Dawn stares up at her. Her heart seems to start beating again. She sucks in a breath. "I don't know," she says.
"They're fine," Dawn tells Argilla as she limps back from the makeshift medical tent. "They're okay. Janice and Alice, anyway."
"And your bassist -- what's his name again, Brad?"
Somehow, Dawn doesn't think Argilla was a fan of the band as a whole. She nods. "I don't know. He wasn't there."
"I've lived here my whole life," Argilla says. "Things like this happen sometimes."
Dawn nods again.
"Still, it's a good place," she says. "It's... not perfect, and its past still haunts it. It takes a step back now and then, but it's moving forward. I think... if I just stay to see it through... it'll be something incredible by the end. Something so beautiful that it'll be hard to believe."
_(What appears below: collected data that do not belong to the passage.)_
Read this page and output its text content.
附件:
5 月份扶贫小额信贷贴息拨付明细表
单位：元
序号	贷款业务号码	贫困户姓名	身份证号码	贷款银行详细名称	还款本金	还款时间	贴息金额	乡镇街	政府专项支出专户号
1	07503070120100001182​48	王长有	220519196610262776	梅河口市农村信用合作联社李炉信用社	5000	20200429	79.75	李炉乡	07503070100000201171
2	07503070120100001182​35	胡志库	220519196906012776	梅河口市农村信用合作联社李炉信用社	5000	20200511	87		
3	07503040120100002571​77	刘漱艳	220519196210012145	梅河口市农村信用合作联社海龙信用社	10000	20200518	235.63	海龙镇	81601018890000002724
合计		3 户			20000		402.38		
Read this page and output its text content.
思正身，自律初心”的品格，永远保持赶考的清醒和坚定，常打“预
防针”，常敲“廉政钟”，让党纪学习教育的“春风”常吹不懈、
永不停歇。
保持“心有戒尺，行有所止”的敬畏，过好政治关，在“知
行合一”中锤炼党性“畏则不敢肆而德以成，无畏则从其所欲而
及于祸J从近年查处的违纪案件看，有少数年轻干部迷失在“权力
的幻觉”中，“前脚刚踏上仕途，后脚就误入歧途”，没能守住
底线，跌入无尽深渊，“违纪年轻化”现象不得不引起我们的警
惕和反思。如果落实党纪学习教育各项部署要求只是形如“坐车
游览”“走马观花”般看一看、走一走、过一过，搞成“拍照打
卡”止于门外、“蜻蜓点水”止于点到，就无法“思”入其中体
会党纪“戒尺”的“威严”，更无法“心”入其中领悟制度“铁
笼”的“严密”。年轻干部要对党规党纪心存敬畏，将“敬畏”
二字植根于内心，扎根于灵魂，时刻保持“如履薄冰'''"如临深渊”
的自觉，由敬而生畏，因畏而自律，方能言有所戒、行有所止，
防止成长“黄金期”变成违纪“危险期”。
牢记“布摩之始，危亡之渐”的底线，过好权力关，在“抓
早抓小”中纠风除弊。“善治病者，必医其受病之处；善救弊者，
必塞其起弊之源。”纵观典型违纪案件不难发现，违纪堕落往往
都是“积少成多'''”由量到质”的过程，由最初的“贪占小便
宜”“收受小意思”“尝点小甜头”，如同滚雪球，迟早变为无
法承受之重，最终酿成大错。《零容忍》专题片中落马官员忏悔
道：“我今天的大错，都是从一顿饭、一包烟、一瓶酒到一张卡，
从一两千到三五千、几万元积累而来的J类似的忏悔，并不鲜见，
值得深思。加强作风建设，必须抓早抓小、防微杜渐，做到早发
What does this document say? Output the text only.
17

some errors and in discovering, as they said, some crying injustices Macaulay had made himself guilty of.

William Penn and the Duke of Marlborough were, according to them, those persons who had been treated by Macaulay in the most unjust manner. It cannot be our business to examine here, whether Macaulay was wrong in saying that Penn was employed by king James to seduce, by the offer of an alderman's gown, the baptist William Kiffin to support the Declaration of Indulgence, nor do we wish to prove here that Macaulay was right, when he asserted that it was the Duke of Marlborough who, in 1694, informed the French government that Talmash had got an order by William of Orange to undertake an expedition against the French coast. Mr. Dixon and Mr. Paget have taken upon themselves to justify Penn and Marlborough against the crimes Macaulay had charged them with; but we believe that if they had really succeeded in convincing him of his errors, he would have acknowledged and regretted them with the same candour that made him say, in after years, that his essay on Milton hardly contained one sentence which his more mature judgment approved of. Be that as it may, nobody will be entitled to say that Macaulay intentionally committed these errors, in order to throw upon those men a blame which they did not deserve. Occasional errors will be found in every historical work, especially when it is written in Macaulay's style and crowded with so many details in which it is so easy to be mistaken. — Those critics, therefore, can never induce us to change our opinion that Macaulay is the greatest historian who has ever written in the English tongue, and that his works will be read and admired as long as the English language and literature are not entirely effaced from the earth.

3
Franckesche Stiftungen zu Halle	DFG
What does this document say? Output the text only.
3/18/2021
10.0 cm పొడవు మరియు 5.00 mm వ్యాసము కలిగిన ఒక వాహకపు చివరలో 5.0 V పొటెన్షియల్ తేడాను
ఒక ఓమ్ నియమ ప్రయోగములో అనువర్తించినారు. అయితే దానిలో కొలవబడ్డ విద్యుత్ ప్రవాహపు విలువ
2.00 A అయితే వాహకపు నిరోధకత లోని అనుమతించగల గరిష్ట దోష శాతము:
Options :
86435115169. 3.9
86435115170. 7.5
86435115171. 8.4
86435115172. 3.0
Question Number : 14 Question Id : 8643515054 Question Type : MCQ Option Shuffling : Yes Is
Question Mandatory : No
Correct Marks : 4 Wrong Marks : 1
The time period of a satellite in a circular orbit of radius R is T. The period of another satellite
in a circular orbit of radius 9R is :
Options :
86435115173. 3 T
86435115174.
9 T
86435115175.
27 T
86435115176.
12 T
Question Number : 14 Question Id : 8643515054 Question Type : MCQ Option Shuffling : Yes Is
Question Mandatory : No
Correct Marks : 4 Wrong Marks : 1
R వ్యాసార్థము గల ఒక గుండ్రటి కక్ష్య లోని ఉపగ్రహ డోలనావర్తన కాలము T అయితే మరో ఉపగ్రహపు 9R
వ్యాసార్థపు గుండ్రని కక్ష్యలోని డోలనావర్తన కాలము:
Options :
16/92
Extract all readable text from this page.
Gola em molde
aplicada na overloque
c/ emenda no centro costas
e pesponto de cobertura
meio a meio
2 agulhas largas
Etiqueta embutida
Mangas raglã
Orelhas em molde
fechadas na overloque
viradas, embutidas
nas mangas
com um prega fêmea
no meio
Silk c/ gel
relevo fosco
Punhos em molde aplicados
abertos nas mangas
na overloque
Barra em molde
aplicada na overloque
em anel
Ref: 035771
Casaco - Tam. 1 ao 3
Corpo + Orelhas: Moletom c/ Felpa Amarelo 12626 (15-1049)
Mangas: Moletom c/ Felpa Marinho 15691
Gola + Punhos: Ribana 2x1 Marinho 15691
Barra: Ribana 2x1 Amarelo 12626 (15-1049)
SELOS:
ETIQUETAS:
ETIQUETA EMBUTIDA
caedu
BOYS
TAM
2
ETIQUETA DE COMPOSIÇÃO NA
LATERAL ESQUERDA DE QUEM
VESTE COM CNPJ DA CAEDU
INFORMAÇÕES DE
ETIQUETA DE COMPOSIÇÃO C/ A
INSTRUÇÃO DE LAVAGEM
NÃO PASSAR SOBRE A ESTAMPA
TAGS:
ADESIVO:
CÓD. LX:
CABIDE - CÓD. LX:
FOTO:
Dawn runs a hand over her eyes. She wants to cry. Everything's changing, and she's not even sure if she's sad, just grieving.
"You can't continue your tour, can you?" Argilla asks.
"No," Dawn says.
"What are you going to do? Go home once they're well enough to travel?"
Dawn says, "I'm not sure what they'll do. I don't... my lease has expired, anyway. I thought it was a good time for the tour because of it."
"You don't have a home?" Argilla asks.
"I think it's fallen apart," Dawn says.
Argilla nods. The bandage over her eye is seeping through. She says, "You should meet my family. You'd really like them, I think. I mean -- you and I get along, don't we? And we're a big group. There's always room for one more."
Dawn says, "...Yes."
"Yes?" Argilla's good eye has lit up. It's almost painful to see, that sort of hope on a night like today. Maybe she's right. Maybe it will work its way forward and be beautiful someday.
"Yes," Dawn says, slowly. "I think, in some ways, that's why I came here."